The modular ratio m is the ratio of the modulus of elasticity of steel to that of concrete (Es/Ec). It lets a composite reinforced-concrete section be analysed as an equivalent all-concrete 'transformed section' by replacing steel area Ast with an equivalent concrete area m·Ast at the same level.

In the Working Stress Method, IS 456 Annex B defines m = 280 / (3·σcbc), where σcbc is the permissible concrete bending compressive stress — giving m ≈ 13.33 for M20, ≈ 10.98 for M25, ≈ 9.33 for M30 (the 280/3 form deliberately allows for the long-term effect of creep on the effective concrete modulus). Although modern design uses Limit State, the modular ratio is still essential for serviceability checks — cracked-section moment of inertia, crack width and deflection (IS 456 Annex C / F) — and for masonry + composite design.

Where used
  • Working Stress Method design (IS 456 Annex B)

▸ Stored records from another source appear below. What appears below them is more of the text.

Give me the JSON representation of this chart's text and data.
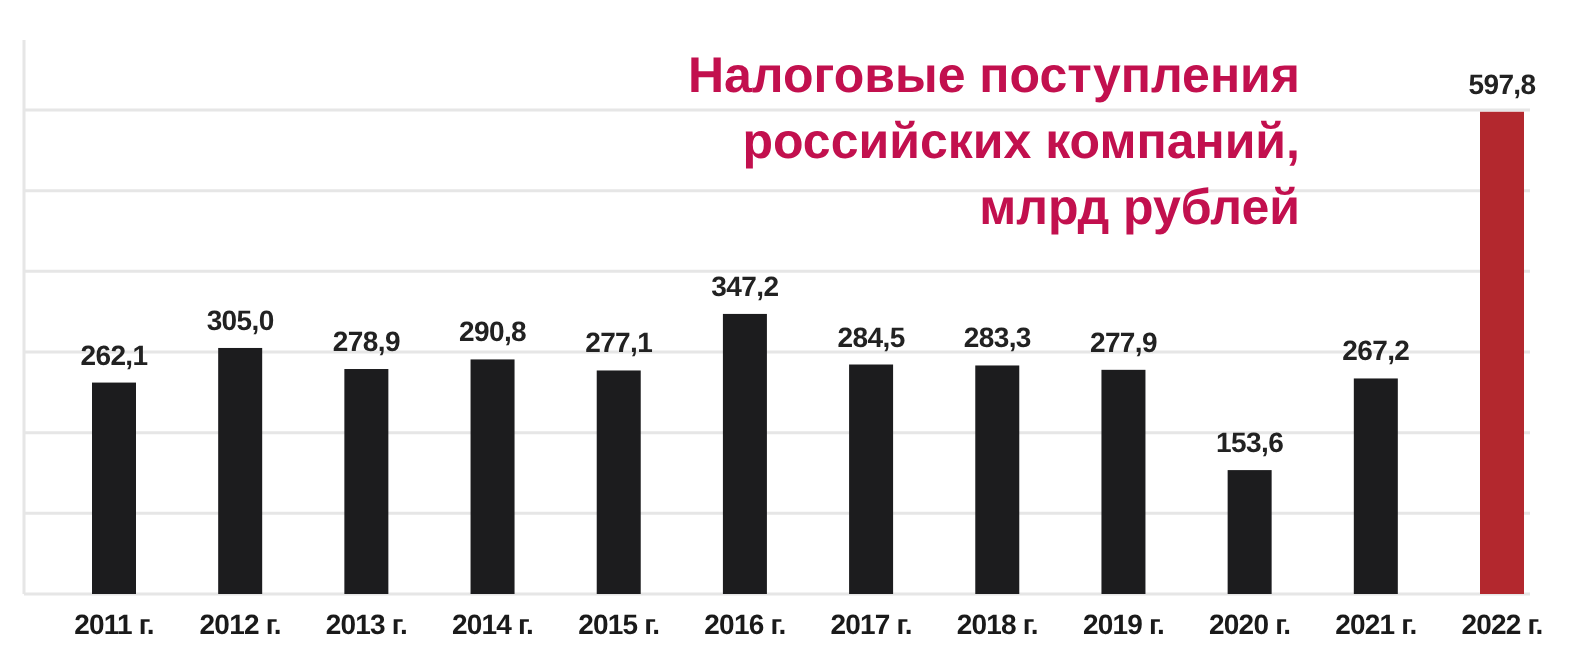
{
  "chart_data": {
    "type": "bar",
    "title": "Налоговые поступления\nроссийских компаний,\nмлрд рублей",
    "categories": [
      "2011 г.",
      "2012 г.",
      "2013 г.",
      "2014 г.",
      "2015 г.",
      "2016 г.",
      "2017 г.",
      "2018 г.",
      "2019 г.",
      "2020 г.",
      "2021 г.",
      "2022 г."
    ],
    "values": [
      262.1,
      305.0,
      278.9,
      290.8,
      277.1,
      347.2,
      284.5,
      283.3,
      277.9,
      153.6,
      267.2,
      597.8
    ],
    "value_labels": [
      "262,1",
      "305,0",
      "278,9",
      "290,8",
      "277,1",
      "347,2",
      "284,5",
      "283,3",
      "277,9",
      "153,6",
      "267,2",
      "597,8"
    ],
    "colors": [
      "#1c1c1e",
      "#1c1c1e",
      "#1c1c1e",
      "#1c1c1e",
      "#1c1c1e",
      "#1c1c1e",
      "#1c1c1e",
      "#1c1c1e",
      "#1c1c1e",
      "#1c1c1e",
      "#1c1c1e",
      "#b3282e"
    ],
    "ylim": [
      0,
      600
    ],
    "yticks": [
      {
        "value": 0,
        "label": null
      },
      {
        "value": 100,
        "label": null
      },
      {
        "value": 200,
        "label": null
      },
      {
        "value": 300,
        "label": null
      },
      {
        "value": 400,
        "label": null
      },
      {
        "value": 500,
        "label": null
      },
      {
        "value": 600,
        "label": null
      }
    ],
    "grid": "y",
    "tick_labels": "x"
  }
}
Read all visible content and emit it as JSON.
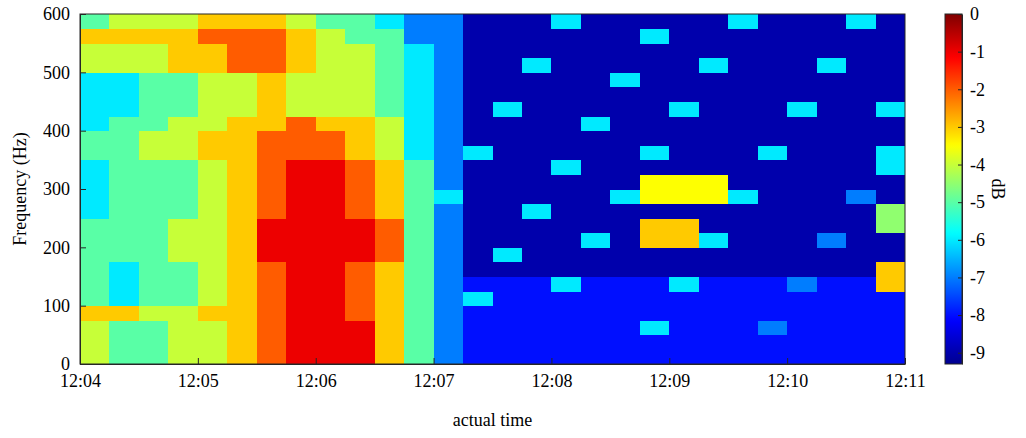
{
  "chart_data": {
    "type": "heatmap",
    "xlabel": "actual time",
    "ylabel": "Frequency (Hz)",
    "xlim": [
      "12:04",
      "12:11"
    ],
    "xticks": [
      "12:04",
      "12:05",
      "12:06",
      "12:07",
      "12:08",
      "12:09",
      "12:10",
      "12:11"
    ],
    "ylim": [
      0,
      600
    ],
    "yticks": [
      0,
      100,
      200,
      300,
      400,
      500,
      600
    ],
    "x": [
      "12:04:00",
      "12:04:15",
      "12:04:30",
      "12:04:45",
      "12:05:00",
      "12:05:15",
      "12:05:30",
      "12:05:45",
      "12:06:00",
      "12:06:15",
      "12:06:30",
      "12:06:45",
      "12:07:00",
      "12:07:15",
      "12:07:30",
      "12:07:45",
      "12:08:00",
      "12:08:15",
      "12:08:30",
      "12:08:45",
      "12:09:00",
      "12:09:15",
      "12:09:30",
      "12:09:45",
      "12:10:00",
      "12:10:15",
      "12:10:30",
      "12:10:45",
      "12:11:00"
    ],
    "y": [
      0,
      25,
      50,
      75,
      100,
      125,
      150,
      175,
      200,
      225,
      250,
      275,
      300,
      325,
      350,
      375,
      400,
      425,
      450,
      475,
      500,
      525,
      550,
      575,
      600
    ],
    "z": [
      [
        -4,
        -5,
        -5,
        -4,
        -4,
        -3,
        -2,
        -1,
        -1,
        -1,
        -3,
        -5,
        -7,
        -8,
        -8,
        -8,
        -8,
        -8,
        -8,
        -8,
        -8,
        -8,
        -8,
        -8,
        -8,
        -8,
        -8,
        -8
      ],
      [
        -4,
        -5,
        -5,
        -4,
        -4,
        -3,
        -2,
        -1,
        -1,
        -1,
        -3,
        -5,
        -7,
        -8,
        -8,
        -8,
        -8,
        -8,
        -8,
        -8,
        -8,
        -8,
        -8,
        -8,
        -8,
        -8,
        -8,
        -8
      ],
      [
        -4,
        -5,
        -5,
        -4,
        -4,
        -3,
        -2,
        -1,
        -1,
        -1,
        -3,
        -5,
        -7,
        -8,
        -8,
        -8,
        -8,
        -8,
        -8,
        -6,
        -8,
        -8,
        -8,
        -7,
        -8,
        -8,
        -8,
        -8
      ],
      [
        -3,
        -3,
        -4,
        -4,
        -3,
        -3,
        -2,
        -1,
        -1,
        -2,
        -3,
        -5,
        -7,
        -8,
        -8,
        -8,
        -8,
        -8,
        -8,
        -8,
        -8,
        -8,
        -8,
        -8,
        -8,
        -8,
        -8,
        -8
      ],
      [
        -5,
        -6,
        -5,
        -5,
        -4,
        -3,
        -2,
        -1,
        -1,
        -2,
        -3,
        -5,
        -7,
        -6,
        -8,
        -8,
        -8,
        -8,
        -8,
        -8,
        -8,
        -8,
        -8,
        -8,
        -8,
        -8,
        -8,
        -8
      ],
      [
        -5,
        -6,
        -5,
        -5,
        -4,
        -3,
        -2,
        -1,
        -1,
        -2,
        -3,
        -5,
        -7,
        -8,
        -8,
        -8,
        -6,
        -8,
        -8,
        -8,
        -6,
        -8,
        -8,
        -8,
        -7,
        -8,
        -8,
        -3
      ],
      [
        -5,
        -6,
        -5,
        -5,
        -4,
        -3,
        -2,
        -1,
        -1,
        -2,
        -3,
        -5,
        -7,
        -9,
        -9,
        -9,
        -9,
        -9,
        -9,
        -9,
        -9,
        -9,
        -9,
        -9,
        -9,
        -9,
        -9,
        -3
      ],
      [
        -5,
        -5,
        -5,
        -4,
        -4,
        -3,
        -1,
        -1,
        -1,
        -1,
        -2,
        -5,
        -7,
        -9,
        -6,
        -9,
        -9,
        -9,
        -9,
        -9,
        -9,
        -9,
        -9,
        -9,
        -9,
        -9,
        -9,
        -9
      ],
      [
        -5,
        -5,
        -5,
        -4,
        -4,
        -3,
        -1,
        -1,
        -1,
        -1,
        -2,
        -5,
        -7,
        -9,
        -9,
        -9,
        -9,
        -6,
        -9,
        -3,
        -3,
        -6,
        -9,
        -9,
        -9,
        -7,
        -9,
        -9
      ],
      [
        -5,
        -5,
        -5,
        -4,
        -4,
        -3,
        -1,
        -1,
        -1,
        -1,
        -2,
        -5,
        -7,
        -9,
        -9,
        -9,
        -9,
        -9,
        -9,
        -3,
        -3,
        -9,
        -9,
        -9,
        -9,
        -9,
        -9,
        -4.5
      ],
      [
        -6,
        -5,
        -5,
        -5,
        -4,
        -3,
        -2,
        -1,
        -1,
        -2,
        -3,
        -5,
        -7,
        -9,
        -9,
        -6,
        -9,
        -9,
        -9,
        -9,
        -9,
        -9,
        -9,
        -9,
        -9,
        -9,
        -9,
        -4.5
      ],
      [
        -6,
        -5,
        -5,
        -5,
        -4,
        -3,
        -2,
        -1,
        -1,
        -2,
        -3,
        -5,
        -6,
        -9,
        -9,
        -9,
        -9,
        -9,
        -6,
        -3.5,
        -3.5,
        -3.5,
        -6,
        -9,
        -9,
        -9,
        -7,
        -9
      ],
      [
        -6,
        -5,
        -5,
        -5,
        -4,
        -3,
        -2,
        -1,
        -1,
        -2,
        -3,
        -5,
        -7,
        -9,
        -9,
        -9,
        -9,
        -9,
        -9,
        -3.5,
        -3.5,
        -3.5,
        -9,
        -9,
        -9,
        -9,
        -9,
        -9
      ],
      [
        -6,
        -5,
        -5,
        -5,
        -4,
        -3,
        -2,
        -1,
        -1,
        -2,
        -3,
        -5,
        -7,
        -9,
        -9,
        -9,
        -6,
        -9,
        -9,
        -9,
        -9,
        -9,
        -9,
        -9,
        -9,
        -9,
        -9,
        -6
      ],
      [
        -5,
        -5,
        -4,
        -4,
        -3,
        -3,
        -2,
        -2,
        -2,
        -3,
        -4,
        -6,
        -7,
        -6,
        -9,
        -9,
        -9,
        -9,
        -9,
        -6,
        -9,
        -9,
        -9,
        -6,
        -9,
        -9,
        -9,
        -6
      ],
      [
        -5,
        -5,
        -4,
        -4,
        -3,
        -3,
        -2,
        -2,
        -2,
        -3,
        -4,
        -6,
        -7,
        -9,
        -9,
        -9,
        -9,
        -9,
        -9,
        -9,
        -9,
        -9,
        -9,
        -9,
        -9,
        -9,
        -9,
        -9
      ],
      [
        -6,
        -5,
        -5,
        -4,
        -4,
        -3,
        -3,
        -2,
        -3,
        -3,
        -4,
        -6,
        -7,
        -9,
        -9,
        -9,
        -9,
        -6,
        -9,
        -9,
        -9,
        -9,
        -9,
        -9,
        -9,
        -9,
        -9,
        -9
      ],
      [
        -6,
        -6,
        -5,
        -5,
        -4,
        -4,
        -3,
        -4,
        -4,
        -4,
        -5,
        -6,
        -7,
        -9,
        -6,
        -9,
        -9,
        -9,
        -9,
        -9,
        -6,
        -9,
        -9,
        -9,
        -6,
        -9,
        -9,
        -6
      ],
      [
        -6,
        -6,
        -5,
        -5,
        -4,
        -4,
        -3,
        -4,
        -4,
        -4,
        -5,
        -6,
        -7,
        -9,
        -9,
        -9,
        -9,
        -9,
        -9,
        -9,
        -9,
        -9,
        -9,
        -9,
        -9,
        -9,
        -9,
        -9
      ],
      [
        -6,
        -6,
        -5,
        -5,
        -4,
        -4,
        -3,
        -4,
        -4,
        -4,
        -5,
        -6,
        -7,
        -9,
        -9,
        -9,
        -9,
        -9,
        -6,
        -9,
        -9,
        -9,
        -9,
        -9,
        -9,
        -9,
        -9,
        -9
      ],
      [
        -4,
        -4,
        -4,
        -3,
        -3,
        -2,
        -2,
        -3,
        -4,
        -4,
        -5,
        -6,
        -7,
        -9,
        -9,
        -6,
        -9,
        -9,
        -9,
        -9,
        -9,
        -6,
        -9,
        -9,
        -9,
        -6,
        -9,
        -9
      ],
      [
        -4,
        -4,
        -4,
        -3,
        -3,
        -2,
        -2,
        -3,
        -4,
        -4,
        -5,
        -6,
        -7,
        -9,
        -9,
        -9,
        -9,
        -9,
        -9,
        -9,
        -9,
        -9,
        -9,
        -9,
        -9,
        -9,
        -9,
        -9
      ],
      [
        -3,
        -3,
        -3,
        -3,
        -2,
        -2,
        -2,
        -3,
        -4,
        -5,
        -5,
        -7,
        -7,
        -9,
        -9,
        -9,
        -9,
        -9,
        -9,
        -6,
        -9,
        -9,
        -9,
        -9,
        -9,
        -9,
        -9,
        -9
      ],
      [
        -5,
        -4,
        -4,
        -4,
        -3,
        -3,
        -3,
        -4,
        -5,
        -5,
        -6,
        -7,
        -7,
        -9,
        -9,
        -9,
        -6,
        -9,
        -9,
        -9,
        -9,
        -9,
        -6,
        -9,
        -9,
        -9,
        -6,
        -9
      ]
    ],
    "colorbar": {
      "label": "dB",
      "range": [
        -9.3,
        0
      ],
      "ticks": [
        0,
        -1,
        -2,
        -3,
        -4,
        -5,
        -6,
        -7,
        -8,
        -9
      ]
    }
  }
}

  • Cracked-section second moment of area for deflection
  • Crack-width calculation (IS 456 Annex F)
  • Transformed-section stress checks (liquid-retaining IS 3370)
  • Composite + masonry section analysis
Acceptance / threshold
Per IS 456 Annex B, m = 280/(3 σcbc). Used to build the transformed section; resulting concrete + steel stresses must stay within the permissible values of Annex B for WSM, or feed the serviceability checks under Limit State.
Frequently asked
What is the modular ratio for M20 concrete?
Using IS 456 Annex B, m = 280/(3 × σcbc). For M20, σcbc = 7 MPa, giving m ≈ 13.33. For M25 it is ≈ 10.98 and for M30 ≈ 9.33.
Why is the modular ratio not simply Es/Ec?
IS 456 uses m = 280/(3 σcbc) instead of the pure elastic Es/Ec to implicitly account for the long-term reduction of the effective concrete modulus due to creep under sustained load.